The Buzz About Global Warming and Malaria
April 13, 2004
The World Health Organization (WHO) and the Intergovernmental Panel on Climate Change (IPCC) claim that recently increasing rates in malaria are caused by climate change. However, Roger Bate, director of the nonprofit organization Africa Fighting Malaria, says that failed policies of the WHO are to blame.
Over the past decade, dengue fever, yellow fever and malaria have increased worldwide, and the number of deaths from such diseases is expected to double by 2020. However, history suggests the increase is not likely due to global warming:
- During most of the 20th century, rainfall, not temperature, was a primary factor in malaria outbreaks in Africa.
- Malaria outbreaks in the 19th century occurred in much cooler regions such as Finland, Sweden and the Arctic Circle in Russia.
- Malaria was also common in America in the 19th century, with outbreaks as far north as New York City and Minnesota.

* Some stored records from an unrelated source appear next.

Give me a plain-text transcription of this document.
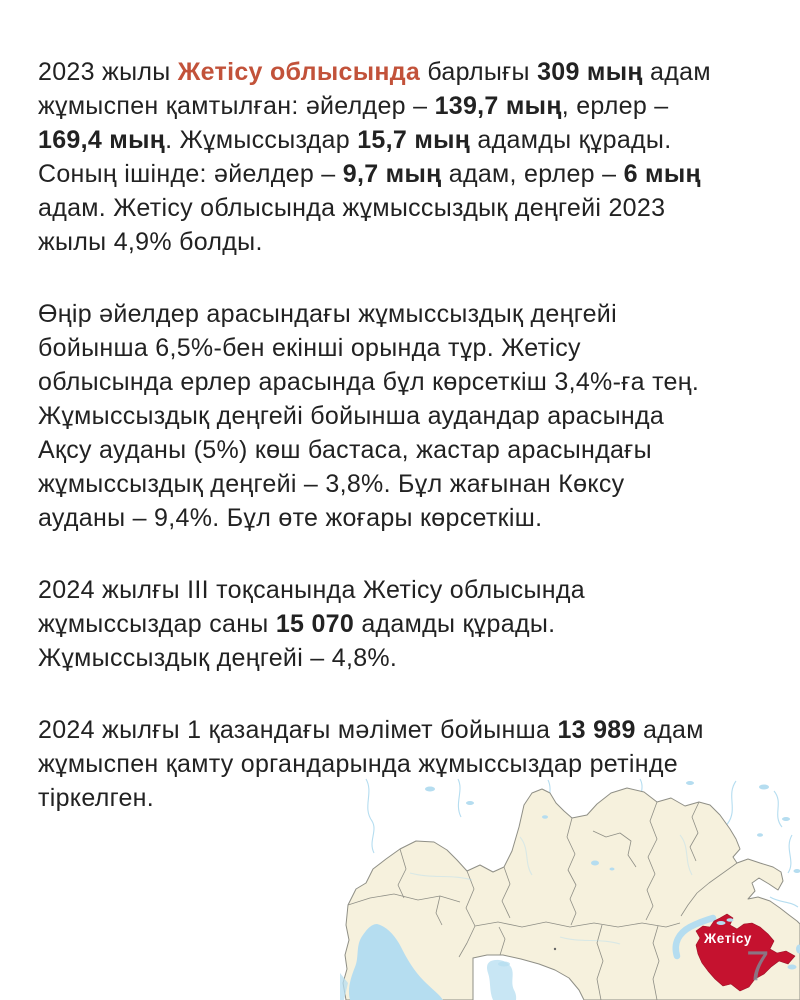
2023 жылы Жетісу облысында барлығы 309 мың адам
жұмыспен қамтылған: әйелдер – 139,7 мың, ерлер –
169,4 мың. Жұмыссыздар 15,7 мың адамды құрады.
Соның ішінде: әйелдер – 9,7 мың адам, ерлер – 6 мың
адам. Жетісу облысында жұмыссыздық деңгейі 2023
жылы 4,9% болды.

Өңір әйелдер арасындағы жұмыссыздық деңгейі
бойынша 6,5%-бен екінші орында тұр. Жетісу
облысында ерлер арасында бұл көрсеткіш 3,4%-ға тең.
Жұмыссыздық деңгейі бойынша аудандар арасында
Ақсу ауданы (5%) көш бастаса, жастар арасындағы
жұмыссыздық деңгейі – 3,8%. Бұл жағынан Көксу
ауданы – 9,4%. Бұл өте жоғары көрсеткіш.

2024 жылғы III тоқсанында Жетісу облысында
жұмыссыздар саны 15 070 адамды құрады.
Жұмыссыздық деңгейі – 4,8%.

2024 жылғы 1 қазандағы мәлімет бойынша 13 989 адам
жұмыспен қамту органдарында жұмыссыздар ретінде
тіркелген.

Жетісу
7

Malaria epidemics drastically declined beginning in the 1960s with the use of the insecticide DDT in many parts of the world, as well as the development of improved health systems and more physical barriers between mosquitoes and humans:
- However, malaria cases rose dramatically in South Africa after officials banned DDT in 1996 in response to pressure from environmental groups.
- DDT was then reintroduced in South Africa in 2000, and infection rates declined by 85 percent in only eighteen months.
Bate suggests that massive spraying of insecticide in the developing world would greatly reduce the reduce malaria, possibly even eradicating the disease.